Он прошел мимо автовокзала и двинулся дальше по Ковальской. Запахло выпечкой из близлежащей еврейской пекарни; несмотря на праздник, сквозь приоткрытую форточку доносилось хоровое чтение по складам из какого-то хедера на Надставной, флаги в окнах тоже исчезли. Большинство магазинов и мастерских были, однако, закрыты, а по улице сновало не так уж много прохожих.
Зыга посмотрел на часы: почти двадцать минут третьего, он проделал весь путь в рекордном темпе. Закшевский мог еще и не успеть вернуться, откуда он там звонил, потому как на Кравецкой телефонов не было ни у кого, это точно.
Младший комиссар докурил папиросу на углу Ковальской и Широкой, у каменного дома с небольшим садиком, притулившимся к остаткам старых городских стен. Там, у бурлящего водозабора, рос раскидистый клен, «еврейский бонсай», как он назвал это дерево, прочитав в «Экспрессе» статью о японском садовом искусстве.
Внезапно Мачеевский почувствовал спиной чей-то взгляд. Он обернулся, но увидел только сгорбленного еврея — наверное, грузчика, которому тяжелая работа добавила десяток лет и жестоко согнула спину. Зыга отшвырнул папиросу и направился дальше к арочному переходу под улицей Замковой. Хоть все и называли его Засранными Воротами, чаще там воняло мочой.

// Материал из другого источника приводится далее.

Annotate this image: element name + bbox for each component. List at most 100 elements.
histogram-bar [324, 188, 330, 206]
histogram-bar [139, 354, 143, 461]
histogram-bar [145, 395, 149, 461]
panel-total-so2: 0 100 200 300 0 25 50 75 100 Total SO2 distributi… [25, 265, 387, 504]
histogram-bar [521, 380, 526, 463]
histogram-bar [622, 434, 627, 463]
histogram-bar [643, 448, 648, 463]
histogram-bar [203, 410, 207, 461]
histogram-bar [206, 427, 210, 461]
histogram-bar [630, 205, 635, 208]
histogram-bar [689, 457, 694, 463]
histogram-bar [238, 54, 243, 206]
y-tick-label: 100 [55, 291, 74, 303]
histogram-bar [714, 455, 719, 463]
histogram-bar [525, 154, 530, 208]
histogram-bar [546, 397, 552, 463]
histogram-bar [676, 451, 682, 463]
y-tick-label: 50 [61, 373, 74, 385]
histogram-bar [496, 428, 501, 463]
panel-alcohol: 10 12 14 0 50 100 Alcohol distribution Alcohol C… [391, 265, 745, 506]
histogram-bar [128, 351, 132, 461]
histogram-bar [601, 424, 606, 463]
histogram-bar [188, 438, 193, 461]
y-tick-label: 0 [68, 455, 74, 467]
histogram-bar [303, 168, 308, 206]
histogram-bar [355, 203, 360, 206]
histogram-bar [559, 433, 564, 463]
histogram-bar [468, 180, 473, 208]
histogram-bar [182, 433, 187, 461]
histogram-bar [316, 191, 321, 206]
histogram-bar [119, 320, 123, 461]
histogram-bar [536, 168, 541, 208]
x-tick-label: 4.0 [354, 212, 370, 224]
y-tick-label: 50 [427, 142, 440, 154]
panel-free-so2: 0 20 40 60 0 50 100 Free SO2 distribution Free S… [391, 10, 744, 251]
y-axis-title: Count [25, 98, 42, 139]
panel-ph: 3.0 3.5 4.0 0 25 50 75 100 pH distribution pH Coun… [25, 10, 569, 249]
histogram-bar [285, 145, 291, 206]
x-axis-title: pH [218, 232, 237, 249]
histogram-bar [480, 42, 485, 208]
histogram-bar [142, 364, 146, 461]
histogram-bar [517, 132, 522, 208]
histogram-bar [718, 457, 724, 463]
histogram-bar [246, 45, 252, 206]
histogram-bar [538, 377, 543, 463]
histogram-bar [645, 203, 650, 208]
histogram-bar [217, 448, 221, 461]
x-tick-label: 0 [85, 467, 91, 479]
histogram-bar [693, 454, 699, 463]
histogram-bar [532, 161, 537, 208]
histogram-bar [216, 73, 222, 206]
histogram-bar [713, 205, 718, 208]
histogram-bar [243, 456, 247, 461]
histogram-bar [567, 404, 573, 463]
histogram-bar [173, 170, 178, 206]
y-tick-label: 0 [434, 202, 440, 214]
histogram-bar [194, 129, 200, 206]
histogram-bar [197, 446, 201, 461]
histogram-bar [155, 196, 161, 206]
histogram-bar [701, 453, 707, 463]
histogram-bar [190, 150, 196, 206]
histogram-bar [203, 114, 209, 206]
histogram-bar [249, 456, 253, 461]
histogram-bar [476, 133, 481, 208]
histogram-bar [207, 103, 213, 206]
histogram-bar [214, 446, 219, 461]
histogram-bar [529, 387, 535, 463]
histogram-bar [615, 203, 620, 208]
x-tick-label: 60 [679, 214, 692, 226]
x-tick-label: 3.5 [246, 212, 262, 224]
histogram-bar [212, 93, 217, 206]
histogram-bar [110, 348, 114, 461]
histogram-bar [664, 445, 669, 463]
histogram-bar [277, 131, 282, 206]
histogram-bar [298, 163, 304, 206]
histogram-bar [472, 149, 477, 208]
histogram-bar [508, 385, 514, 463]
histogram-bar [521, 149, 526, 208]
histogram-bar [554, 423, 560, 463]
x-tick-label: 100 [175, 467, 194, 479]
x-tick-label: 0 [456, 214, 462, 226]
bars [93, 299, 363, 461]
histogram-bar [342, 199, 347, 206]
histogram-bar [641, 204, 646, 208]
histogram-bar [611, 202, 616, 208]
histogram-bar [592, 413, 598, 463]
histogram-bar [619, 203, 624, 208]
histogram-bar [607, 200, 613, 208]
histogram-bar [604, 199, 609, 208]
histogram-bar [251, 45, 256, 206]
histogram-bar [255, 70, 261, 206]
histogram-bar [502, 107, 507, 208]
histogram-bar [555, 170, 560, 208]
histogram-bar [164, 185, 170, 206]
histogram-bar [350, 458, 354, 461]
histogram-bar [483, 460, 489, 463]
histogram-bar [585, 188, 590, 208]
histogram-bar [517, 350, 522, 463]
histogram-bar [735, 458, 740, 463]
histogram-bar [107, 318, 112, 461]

Свержавин с минуту смотрел на Мачеевского, а когда сыщик ушел, расправил плечи. «Чего флик этот здесь вынюхивает?» — беспокойно подумал он, однако, поскольку младший комиссар направился в другую сторону, счел встречу случайной. У него была хорошая память на лица, достаточно одного взгляда. Да, именно этот полицейский вчера приказал его прогнать от дверей комиссариата, когда Свержавин, в тот момент в лохмотьях бездомного пьяницы, сознавался в убийстве Биндера.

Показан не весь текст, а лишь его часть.